Because the root of the problem is adverse weather, passengers whose flights are cancelled or heavily delayed by bad weather are not entitled to cash compensation. But the cancelling airline has a duty of care to provide meals and, if necessary, overnight accommodation to stranded travellers.
An estimated 20,000 passengers due to fly in or out of Scotland on Wednesday found their flights cancelled, when Glasgow, Edinburgh and Aberdeen airports were closed.
Glasgow was worst hit, with very few flights operating. One of the few to land was Emirates from Dubai. The Boeing 777 flew a holding pattern over the Borders for over an hour before touching down just before 1pm. But the outbound service, along with dozens of other flights, was cancelled.
Flybe has cancelled all its flights to and from Edinburgh and Glasgow up to noon on Thursday, and to Aberdeen until 10am. The airline said: “Customers should not travel to the airport.”
One Scotland-bound passenger arrived from the US at Heathrow to be told to share a taxi north or book into a hotel for two days, at his own expense, and reclaim the costs later.
London City and Leeds Bradford were also badly affected by the weather, with most of their arrivals and departures on Wednesday cancelled.
Because so many aircraft and crew are out of position, disruption is likely to continue even when the weather clears. The cost to airlines is running into many millions of pounds.

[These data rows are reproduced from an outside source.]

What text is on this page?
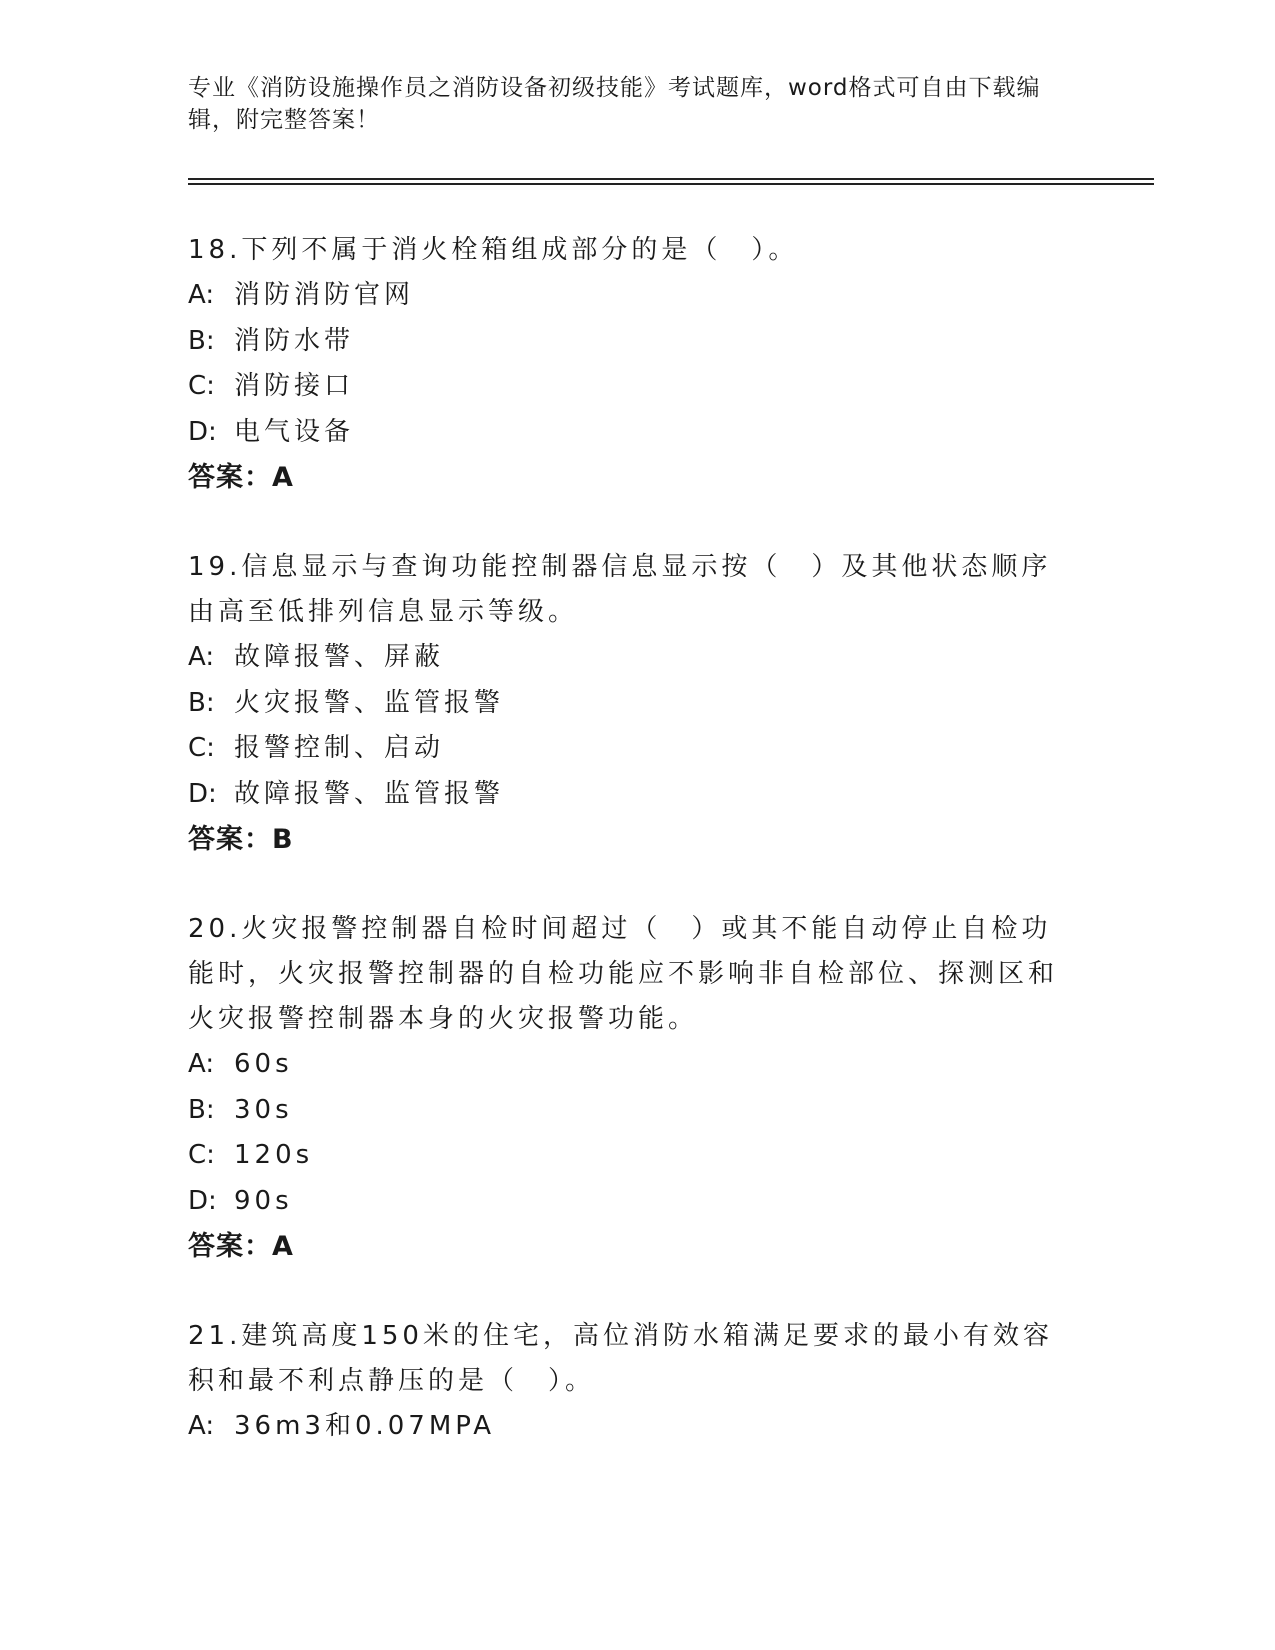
专业《消防设施操作员之消防设备初级技能》考试题库，word格式可自由下载编辑，附完整答案！
18.下列不属于消火栓箱组成部分的是（　）。
A: 消防消防官网
B: 消防水带
C: 消防接口
D: 电气设备
答案：A
19.信息显示与查询功能控制器信息显示按（　）及其他状态顺序由高至低排列信息显示等级。
A: 故障报警、屏蔽
B: 火灾报警、监管报警
C: 报警控制、启动
D: 故障报警、监管报警
答案：B
20.火灾报警控制器自检时间超过（　）或其不能自动停止自检功能时，火灾报警控制器的自检功能应不影响非自检部位、探测区和火灾报警控制器本身的火灾报警功能。
A: 60s
B: 30s
C: 120s
D: 90s
答案：A
21.建筑高度150米的住宅，高位消防水箱满足要求的最小有效容积和最不利点静压的是（　）。
A: 36m3和0.07MPA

Rail travel closed down across Scotland and parts of England as a result of heavy snowfalls. After the Met Office issued a red warning for the central belt of Scotland, ScotRail tweeted: “In areas where the RED weather warning applies, customers should head for home NOW. There will be NO train services in the RED weather warning area tonight, or first thing tomorrow morning.”
Caledonian Sleeper, which runs overnight trains from Fort William, Inverness, Aberdeen, Edinburgh and Glasgow to London, cancelled all its Anglo-Scottish services.
Virgin Trains East Coast urged passengers not to try to travel between Scotland and England on Thursday. The Met Office warning runs until 10am on Thursday morning.